Molecular Characterization of Arctic Microbial CommunitiesK. McFarlin, University of Alaska Fairbanks
Scope of Work:
As the oil industry continues to explore drilling and production activities in the Arctic, it becomes imperative to understand how the marine microbial community will respond to petroleum inputs and their potential to biodegrade the contaminant. This research proposal will identify arctic marine microbial communities in the surface, sub-surface and deep waters in Shell Oil’s 193 lease location in the Chuckchi Sea. It will also determine if these same species are also located in near-shore environments of Barrow, AK. In addition to microbial species characterization and quantification, it is also important to determine their potential to biodegrade petroleum and chemically dispersed petroleum. High throughput pyrosequencing of bacterial 16S rRNA genes will be conducted on filtered seawater samples to provide information regarding the taxonomic identity of the microbial communities.
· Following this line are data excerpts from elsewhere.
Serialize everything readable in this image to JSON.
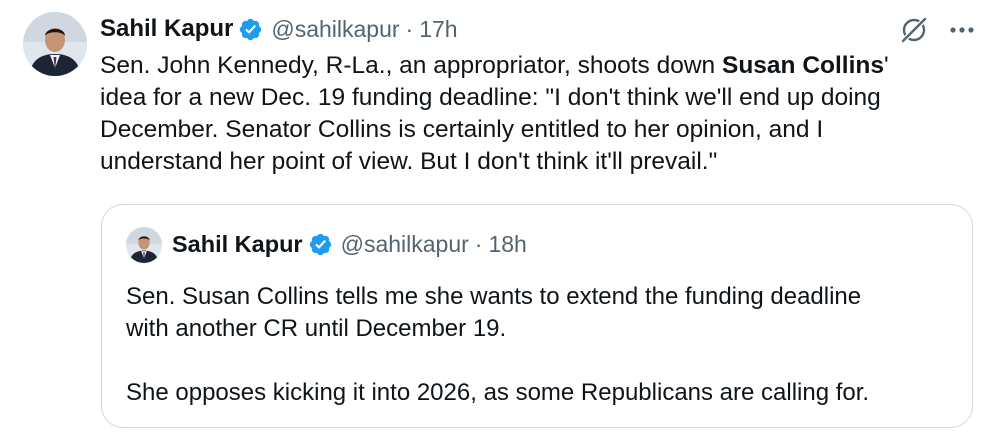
{
  "tweet": {
    "author_name": "Sahil Kapur",
    "handle": "@sahilkapur",
    "separator": "·",
    "time": "17h",
    "text_lines": [
      {
        "before": "Sen. John Kennedy, R-La., an appropriator, shoots down ",
        "bold": "Susan Collins",
        "after": "'"
      },
      "idea for a new Dec. 19 funding deadline: \"I don't think we'll end up doing",
      "December. Senator Collins is certainly entitled to her opinion, and I",
      "understand her point of view. But I don't think it'll prevail.\""
    ],
    "icons": {
      "verified": "verified-badge-icon",
      "grok": "grok-icon",
      "more": "more-options-icon"
    }
  },
  "quoted_tweet": {
    "author_name": "Sahil Kapur",
    "handle": "@sahilkapur",
    "separator": "·",
    "time": "18h",
    "paragraphs": [
      [
        "Sen. Susan Collins tells me she wants to extend the funding deadline",
        "with another CR until December 19."
      ],
      [
        "She opposes kicking it into 2026, as some Republicans are calling for."
      ]
    ]
  },
  "colors": {
    "text": "#0f1419",
    "secondary": "#536471",
    "verified": "#1d9bf0",
    "border": "#cfd9de"
  }
}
Filtered seawater samples will also be analyzed by GeoChip microarrays. This powerful technology detects hundreds of thousands of different microbial functional genes simultaneously and is a measure of the biodegradation potential of a microbial community. This research proposal will also capitalize on preexisting filtered samples from mesocosms of Alaska North Slope (ANS) crude oil and chemically dispersed ANS incubated at -1℃ with indigenous microorganisms from fresh Chuckchi Sea water. Pyrosequencing and GeoChip data from these filters will be compared to deep-sea dispersed oil samples from the Deepwater Horizon blowout, in collaboration with Dr. Terry Hazen. During the Deepwater Horizon spill, Hazen et al., 2011 performed the most comprehensive molecular microbial analyses ever performed on an oil spill, which also occurred in deep, cold waters (5°C). This proposal will provide an arctic microbial community baseline and insight into how this important region of the Alaskan arctic marine ecosystem would respond to inputs of petroleum and how it compares to another well-studied cold water system.